Il en était à la troisième d'affilée quand son téléphone sonna enfin.
— Tu as trouvé quelque chose d'intéressant ?
— Figure-toi que oui, répondit Iris d'une voix enthousiaste.
— J'aime quand tu commences comme ça…
— Sur Charles Lynch, rien de pertinent. C'est un type sans histoire. Son père était un officier anglais qui avait mis une Française enceinte en 1945… Il est resté en France et a épousé la future maman. Charles Lynch est donc né dans les Landes en 1946. Après une enfance visiblement tranquille, il a étudié la géologie à l'université de Bordeaux. Son doctorat en poche, il a rejoint l'université Pierre et Marie Curie à Paris où il a fait toute sa carrière, jusqu'à sa retraite l'an dernier. Son épouse, qui était enseignante également, est morte de la maladie de Huntington en 1992, alors que leur fille unique, Marie, avait douze ans. C'est un homme qui n'a jamais eu affaire à nos services, casier judiciaire vierge, aucune activité politique connue, jamais triché sur ses impôts, rien…
— Ah… Je croyais que tu avais déniché quelque chose d'intéressant.
— Oui. Mais ce n'est pas directement lié à lui.
— Je t'écoute.
— En fait, c'est un pur hasard. En effectuant quelques recherches sur sa profession, devine ce que j'ai découvert ?
— Dis-moi.
— Au cours des deux derniers mois, deux hommes qui exerçaient exactement le même métier – chercheur en géologie dans le milieu universitaire – ont disparu. L'un est mort dans des conditions un peu étranges et l'autre s'est tout bonnement volatilisé, comme Lynch.

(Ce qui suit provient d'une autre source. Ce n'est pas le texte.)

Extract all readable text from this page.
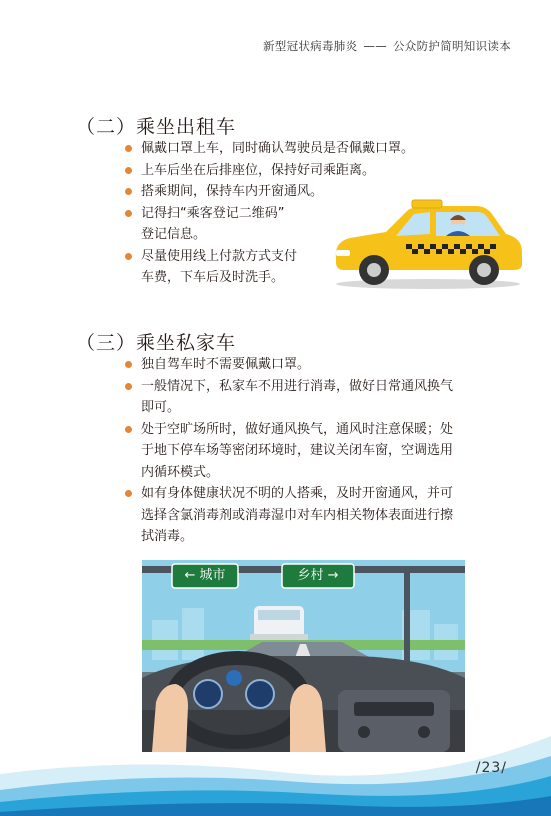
新型冠状病毒肺炎 —— 公众防护简明知识读本
（二）乘坐出租车
佩戴口罩上车，同时确认驾驶员是否佩戴口罩。
上车后坐在后排座位，保持好司乘距离。
搭乘期间，保持车内开窗通风。
记得扫“乘客登记二维码”
登记信息。
尽量使用线上付款方式支付
车费，下车后及时洗手。
（三）乘坐私家车
独自驾车时不需要佩戴口罩。
一般情况下，私家车不用进行消毒，做好日常通风换气
即可。
处于空旷场所时，做好通风换气，通风时注意保暖；处
于地下停车场等密闭环境时，建议关闭车窗，空调选用
内循环模式。
如有身体健康状况不明的人搭乘，及时开窗通风，并可
选择含氯消毒剂或消毒湿巾对车内相关物体表面进行擦
拭消毒。
← 城市	乡村 →
/23/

— My god ! Qu'est-ce que tu entends par des conditions un peu étranges ?
— Un arrêt cardiaque brutal sans le moindre antécédent médical.
— Ça arrive tous les jours.
— Je sais, mais je n'ai pu m'empêcher d'y voir un lien étrange, vu que deux autres géologues avaient disparu.
— Un lien étrange ? Méfie-toi, tu deviens une diabolique, Iris. Bon… Et en dehors de leur profession, ces trois personnes ont-elles d'autres points communs ?
— Rien de flagrant. Tous les trois avaient entre cinquante et soixante-deux ans. Mais je n'ai pas approfondi les recherches. Je m'en occupe et je t'envoie les trois dossiers.
— Entendu. Tu peux me dire le nom des deux autres ?
— Celui qui est mort s'appelait Franck Alamercery et l'autre Louis Nebati.
Ari nota les patronymes sur son carnet Moleskine.
— Parfait. Pendant que tu y es, regarde si tu trouves quelque chose sur un certain P. Rubedo.
Il lui épela le nom et la remercia avant de raccrocher. Sans attendre, il sortit de sa poche le bout de papier sur lequel Marie Lynch avait noté son numéro et il appela la jeune femme.
1-
Visite l'intérieur de la terre et en rectifiant tu trouveras la pierre cachée.